Finalmente libera di essere se stessa, l’ex criminale fonda un’associazione per aiutare le vittime del traffico di droga. Si riconnette anche con la moglie e i figli, che credono che sia morta, fingendo di essere una lontana parente.

“È un film transgender” perché “attraversa generi diversi”, sottolinea Jacques Audiard. “Mi sembrava che il film dovesse cambiare genere, come il protagonista e come tutti i personaggi”.

– Narcocultura –

Già pluripremiato, il film divide il Messico, il paese che lo ha ispirato. Criticato per la sua mancanza di rigore su argomenti delicati come le scomparse e la violenza, è anche criticato per aver privilegiato le riprese in studi francesi e per avere nel cast una sola attrice messicana.

Il film è il risultato di una “documentazione sociologica e criminale” di più di quattro anni, con decine di interviste, afferma il suo autore, che però nega di aver voluto farne “un documentario”. “Il lavoro di adattamento al cinema è stato molto lungo”, spiega.

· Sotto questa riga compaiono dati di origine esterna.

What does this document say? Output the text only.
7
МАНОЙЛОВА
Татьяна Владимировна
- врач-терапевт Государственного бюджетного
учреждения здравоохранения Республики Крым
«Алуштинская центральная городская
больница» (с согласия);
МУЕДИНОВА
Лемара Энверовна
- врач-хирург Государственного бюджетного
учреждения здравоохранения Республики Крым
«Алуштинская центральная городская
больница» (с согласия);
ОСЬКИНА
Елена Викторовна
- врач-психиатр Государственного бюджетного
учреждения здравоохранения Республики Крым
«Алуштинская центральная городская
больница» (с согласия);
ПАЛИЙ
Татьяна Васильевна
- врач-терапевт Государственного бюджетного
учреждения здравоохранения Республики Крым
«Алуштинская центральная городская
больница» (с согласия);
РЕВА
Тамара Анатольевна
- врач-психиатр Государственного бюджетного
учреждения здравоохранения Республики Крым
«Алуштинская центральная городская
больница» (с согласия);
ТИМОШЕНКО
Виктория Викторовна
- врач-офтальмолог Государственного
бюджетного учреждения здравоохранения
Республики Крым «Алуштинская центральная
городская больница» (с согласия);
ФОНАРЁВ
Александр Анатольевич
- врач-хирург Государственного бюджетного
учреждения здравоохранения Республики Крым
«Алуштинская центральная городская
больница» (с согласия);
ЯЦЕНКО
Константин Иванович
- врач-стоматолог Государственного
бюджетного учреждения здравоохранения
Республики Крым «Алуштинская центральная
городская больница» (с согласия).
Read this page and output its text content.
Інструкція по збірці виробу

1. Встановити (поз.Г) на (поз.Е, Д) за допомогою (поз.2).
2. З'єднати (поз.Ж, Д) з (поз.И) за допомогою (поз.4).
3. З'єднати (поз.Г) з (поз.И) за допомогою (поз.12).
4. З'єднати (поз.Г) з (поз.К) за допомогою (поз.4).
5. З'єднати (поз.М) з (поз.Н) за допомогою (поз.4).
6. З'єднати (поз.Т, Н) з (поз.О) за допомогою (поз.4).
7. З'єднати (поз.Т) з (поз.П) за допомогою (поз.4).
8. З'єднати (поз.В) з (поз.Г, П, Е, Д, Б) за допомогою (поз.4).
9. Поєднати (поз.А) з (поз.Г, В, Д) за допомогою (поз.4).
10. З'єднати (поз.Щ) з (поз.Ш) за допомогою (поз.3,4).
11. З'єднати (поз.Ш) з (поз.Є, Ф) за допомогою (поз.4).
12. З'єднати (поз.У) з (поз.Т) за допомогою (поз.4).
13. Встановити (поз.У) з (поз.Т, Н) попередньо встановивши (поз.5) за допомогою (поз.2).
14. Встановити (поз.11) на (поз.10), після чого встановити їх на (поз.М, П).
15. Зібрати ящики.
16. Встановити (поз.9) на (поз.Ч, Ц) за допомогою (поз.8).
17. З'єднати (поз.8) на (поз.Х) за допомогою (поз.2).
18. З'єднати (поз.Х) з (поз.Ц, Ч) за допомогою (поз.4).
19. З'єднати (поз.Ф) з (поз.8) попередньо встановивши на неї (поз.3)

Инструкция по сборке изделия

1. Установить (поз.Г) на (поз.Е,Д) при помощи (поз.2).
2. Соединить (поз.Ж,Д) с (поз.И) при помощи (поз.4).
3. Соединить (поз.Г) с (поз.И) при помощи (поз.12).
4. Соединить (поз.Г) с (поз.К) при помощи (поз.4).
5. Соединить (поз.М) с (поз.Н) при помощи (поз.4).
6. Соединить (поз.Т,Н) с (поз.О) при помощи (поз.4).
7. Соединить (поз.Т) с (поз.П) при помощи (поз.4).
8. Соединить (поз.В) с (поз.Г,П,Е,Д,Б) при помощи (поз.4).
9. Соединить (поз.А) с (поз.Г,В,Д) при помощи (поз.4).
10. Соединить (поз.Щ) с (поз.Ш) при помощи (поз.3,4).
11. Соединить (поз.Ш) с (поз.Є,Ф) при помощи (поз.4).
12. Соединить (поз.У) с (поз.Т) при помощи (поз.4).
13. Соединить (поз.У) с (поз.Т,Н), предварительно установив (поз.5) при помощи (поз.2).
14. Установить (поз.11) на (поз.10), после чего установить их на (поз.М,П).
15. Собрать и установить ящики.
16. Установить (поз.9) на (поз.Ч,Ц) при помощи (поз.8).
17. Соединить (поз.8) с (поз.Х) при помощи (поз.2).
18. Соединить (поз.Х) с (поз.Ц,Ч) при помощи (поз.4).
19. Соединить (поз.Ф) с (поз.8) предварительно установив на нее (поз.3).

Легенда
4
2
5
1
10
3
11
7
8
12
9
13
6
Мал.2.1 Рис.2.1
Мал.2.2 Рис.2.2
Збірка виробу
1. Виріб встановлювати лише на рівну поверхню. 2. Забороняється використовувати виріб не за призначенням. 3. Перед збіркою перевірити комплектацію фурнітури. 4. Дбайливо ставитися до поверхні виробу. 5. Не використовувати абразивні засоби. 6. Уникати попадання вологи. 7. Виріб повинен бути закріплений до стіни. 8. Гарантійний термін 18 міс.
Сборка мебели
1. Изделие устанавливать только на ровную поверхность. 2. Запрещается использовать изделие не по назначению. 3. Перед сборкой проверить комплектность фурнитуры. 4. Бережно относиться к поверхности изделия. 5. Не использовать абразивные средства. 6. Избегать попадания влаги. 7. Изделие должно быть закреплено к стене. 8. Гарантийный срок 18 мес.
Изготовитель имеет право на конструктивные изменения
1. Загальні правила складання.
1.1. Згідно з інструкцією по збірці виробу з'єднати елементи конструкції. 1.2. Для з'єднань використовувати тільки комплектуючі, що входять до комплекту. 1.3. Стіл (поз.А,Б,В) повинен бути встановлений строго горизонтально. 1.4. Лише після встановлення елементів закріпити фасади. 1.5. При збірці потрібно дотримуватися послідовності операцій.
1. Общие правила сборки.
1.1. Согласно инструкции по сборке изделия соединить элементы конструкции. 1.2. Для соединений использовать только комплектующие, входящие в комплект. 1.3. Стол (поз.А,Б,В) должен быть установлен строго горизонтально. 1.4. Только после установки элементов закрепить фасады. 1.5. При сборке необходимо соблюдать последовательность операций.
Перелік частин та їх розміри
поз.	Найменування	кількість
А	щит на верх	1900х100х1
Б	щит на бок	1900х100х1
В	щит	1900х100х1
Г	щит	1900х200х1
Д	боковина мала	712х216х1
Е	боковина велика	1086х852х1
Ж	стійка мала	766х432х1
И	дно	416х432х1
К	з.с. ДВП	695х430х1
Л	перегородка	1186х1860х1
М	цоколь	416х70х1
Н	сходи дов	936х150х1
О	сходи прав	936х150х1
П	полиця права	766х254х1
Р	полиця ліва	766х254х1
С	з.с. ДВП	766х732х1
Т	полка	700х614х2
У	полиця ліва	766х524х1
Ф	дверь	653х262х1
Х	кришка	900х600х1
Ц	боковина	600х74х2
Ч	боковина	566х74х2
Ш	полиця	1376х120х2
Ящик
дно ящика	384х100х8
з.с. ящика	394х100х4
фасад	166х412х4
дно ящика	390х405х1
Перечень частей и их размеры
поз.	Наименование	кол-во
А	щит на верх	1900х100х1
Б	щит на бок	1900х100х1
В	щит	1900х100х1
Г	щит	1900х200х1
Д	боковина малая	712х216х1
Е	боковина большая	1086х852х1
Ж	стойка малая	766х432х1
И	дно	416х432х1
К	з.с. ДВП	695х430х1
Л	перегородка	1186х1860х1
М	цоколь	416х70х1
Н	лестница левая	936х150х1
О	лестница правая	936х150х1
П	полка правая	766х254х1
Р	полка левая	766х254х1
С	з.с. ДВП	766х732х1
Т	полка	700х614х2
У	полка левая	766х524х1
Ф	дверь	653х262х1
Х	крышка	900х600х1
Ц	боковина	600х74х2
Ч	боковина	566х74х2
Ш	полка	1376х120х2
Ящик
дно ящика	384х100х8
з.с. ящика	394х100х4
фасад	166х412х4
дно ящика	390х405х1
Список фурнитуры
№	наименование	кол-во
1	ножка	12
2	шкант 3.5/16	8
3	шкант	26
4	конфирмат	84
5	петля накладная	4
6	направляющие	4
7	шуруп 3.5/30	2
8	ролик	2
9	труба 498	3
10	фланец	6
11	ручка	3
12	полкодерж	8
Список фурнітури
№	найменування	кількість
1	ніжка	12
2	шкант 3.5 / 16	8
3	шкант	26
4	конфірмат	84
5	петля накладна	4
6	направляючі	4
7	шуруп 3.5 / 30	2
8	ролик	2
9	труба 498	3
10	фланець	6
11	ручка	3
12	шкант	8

Prima di “Emilia Pérez”, Jacques Audiard aveva pensato nel 2016 di “realizzare un musical sui narcos in Colombia”, il più grande produttore di cocaina al mondo.

Il regista di “Un profeta” (2009), film che già toccava il tema del narcotraffico, rifiuta però ogni “fascinazione” per le rappresentazioni dei narcotrafficanti.

“Non posso sostenere tutti gli attacchi alla democrazia. La narcocultura è un attacco alla democrazia”, afferma.

“Quello che ho sentito in Sud America, in paesi come il Messico, è il dramma sociale e umano” che crea il traffico di droga. “Le persone sono scomparse, non riusciamo a trovarle. Questo è ciò che mi tocca”.

– “Nuovi modelli” –

L’annuncio delle nomination agli Oscar verrà dato online giovedì, dopo due rinvii a causa delle fiamme che hanno divorato parte di Los Angeles dall’inizio di gennaio, provocando almeno 27 morti.

Questi incendi sono un duro colpo per Hollywood e la sua industria cinematografica già in difficoltà.

Attori, sceneggiatori e produttori hanno visto le loro case distrutte dalle fiamme, e le produzioni cinematografiche e televisive sono state temporaneamente sospese.

Interrogato sugli Oscar, il regista ha stimato che “con quello che è successo a Los Angeles, con la grande difficoltà che loro (gli americani) devono sperimentare in questo momento, dovranno, secondo me (…) recitare in locale. Dovranno riaffermare se stessi o ritrovare la fiducia. Questo probabilmente avverrà attraverso il loro cinema.

“Credo che l’industria americana abbia bisogno di nuovi modelli”, lontani dai blockbuster, confida Jacques Audiard, la cui filmografia privilegia i personaggi marginali.